Um die künstlich erzeugten Beben detailliert zu erfassen, installierte das Team Hunderte hochsensibler Sensoren in unmittelbarer Nähe der Verwerfung. Die Messinstrumente reagierten so feinfühlig, dass im Bedrettolab sogar das Erdbeben in Japan vom 20. April präzise aufgezeichnet werden konnte. Durch die direkte Platzierung an der Bruchzone konnte die Entstehung der Erschütterungen erstmals am Ursprungsort und nicht wie sonst üblich an der Erdoberfläche verfolgt werden. Die aufgezeichneten Signale seien "unglaublich", sagte Projektleiter Florian Amann von der RWTH Aachen, man erhalte einen einzigartigen Einblick in die Erdbebenphysik.
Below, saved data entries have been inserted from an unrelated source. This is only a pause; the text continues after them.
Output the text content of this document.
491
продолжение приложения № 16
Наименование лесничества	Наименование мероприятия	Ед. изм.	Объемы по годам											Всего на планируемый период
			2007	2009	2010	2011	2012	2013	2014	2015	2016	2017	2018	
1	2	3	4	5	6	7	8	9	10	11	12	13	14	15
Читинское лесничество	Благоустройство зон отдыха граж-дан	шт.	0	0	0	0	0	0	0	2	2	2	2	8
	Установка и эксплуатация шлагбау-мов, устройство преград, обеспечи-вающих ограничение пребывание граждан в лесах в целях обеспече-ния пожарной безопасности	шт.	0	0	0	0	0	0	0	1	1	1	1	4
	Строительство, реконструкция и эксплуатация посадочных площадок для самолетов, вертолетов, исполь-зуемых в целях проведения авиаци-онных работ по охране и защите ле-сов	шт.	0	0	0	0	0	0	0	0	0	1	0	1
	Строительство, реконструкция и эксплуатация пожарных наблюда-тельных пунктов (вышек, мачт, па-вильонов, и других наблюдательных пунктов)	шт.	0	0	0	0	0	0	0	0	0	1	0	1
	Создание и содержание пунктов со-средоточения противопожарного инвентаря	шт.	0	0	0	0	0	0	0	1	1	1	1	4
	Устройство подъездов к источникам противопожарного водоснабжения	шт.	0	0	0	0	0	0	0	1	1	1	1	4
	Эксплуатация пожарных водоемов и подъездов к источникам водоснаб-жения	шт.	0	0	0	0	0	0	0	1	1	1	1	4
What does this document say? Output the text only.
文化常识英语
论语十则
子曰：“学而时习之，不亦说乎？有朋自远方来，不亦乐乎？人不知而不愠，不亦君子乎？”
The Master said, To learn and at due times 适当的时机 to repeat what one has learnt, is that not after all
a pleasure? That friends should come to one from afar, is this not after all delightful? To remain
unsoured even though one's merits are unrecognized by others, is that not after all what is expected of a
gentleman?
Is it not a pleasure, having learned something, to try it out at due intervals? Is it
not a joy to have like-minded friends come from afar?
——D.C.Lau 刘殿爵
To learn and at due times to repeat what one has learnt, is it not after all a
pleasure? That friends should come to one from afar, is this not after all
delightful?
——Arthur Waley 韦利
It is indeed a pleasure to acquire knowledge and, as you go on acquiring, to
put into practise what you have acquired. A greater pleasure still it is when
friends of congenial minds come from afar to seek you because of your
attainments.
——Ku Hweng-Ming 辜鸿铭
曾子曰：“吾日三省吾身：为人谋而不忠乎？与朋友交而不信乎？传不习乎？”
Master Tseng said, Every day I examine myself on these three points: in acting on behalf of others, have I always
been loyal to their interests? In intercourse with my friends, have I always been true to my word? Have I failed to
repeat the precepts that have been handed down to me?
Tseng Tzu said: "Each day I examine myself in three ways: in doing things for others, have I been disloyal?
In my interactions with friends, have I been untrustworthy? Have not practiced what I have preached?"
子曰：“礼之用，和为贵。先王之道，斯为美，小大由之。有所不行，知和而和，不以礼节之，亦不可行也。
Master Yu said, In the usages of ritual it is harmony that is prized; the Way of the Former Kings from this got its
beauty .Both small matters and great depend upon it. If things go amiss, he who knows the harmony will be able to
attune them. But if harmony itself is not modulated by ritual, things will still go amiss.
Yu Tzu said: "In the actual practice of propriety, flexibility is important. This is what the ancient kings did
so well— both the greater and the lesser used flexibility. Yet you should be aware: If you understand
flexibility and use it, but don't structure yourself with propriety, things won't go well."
Das Experiment ist Teil des Projekts "FEAR" – kurz für "Fault Activation and Earthquake Rupture". Langfristig sollen die Daten dazu beitragen, die Vorhersagbarkeit von Erdbeben zu verbessern. Im Fokus steht die Frage, was im Gestein passiert, bevor ein größeres Beben einsetzt. Nach Angaben der Forschenden gehen starken Erdbeben typischerweise tausende kleine Ereignisse voraus. Deren Entwicklung im Labor nachzuzeichnen, soll helfen, die physikalischen Prozesse entlang natürlicher Störungszonen besser zu verstehen und Frühindikatoren für künftige Beben zu identifizieren.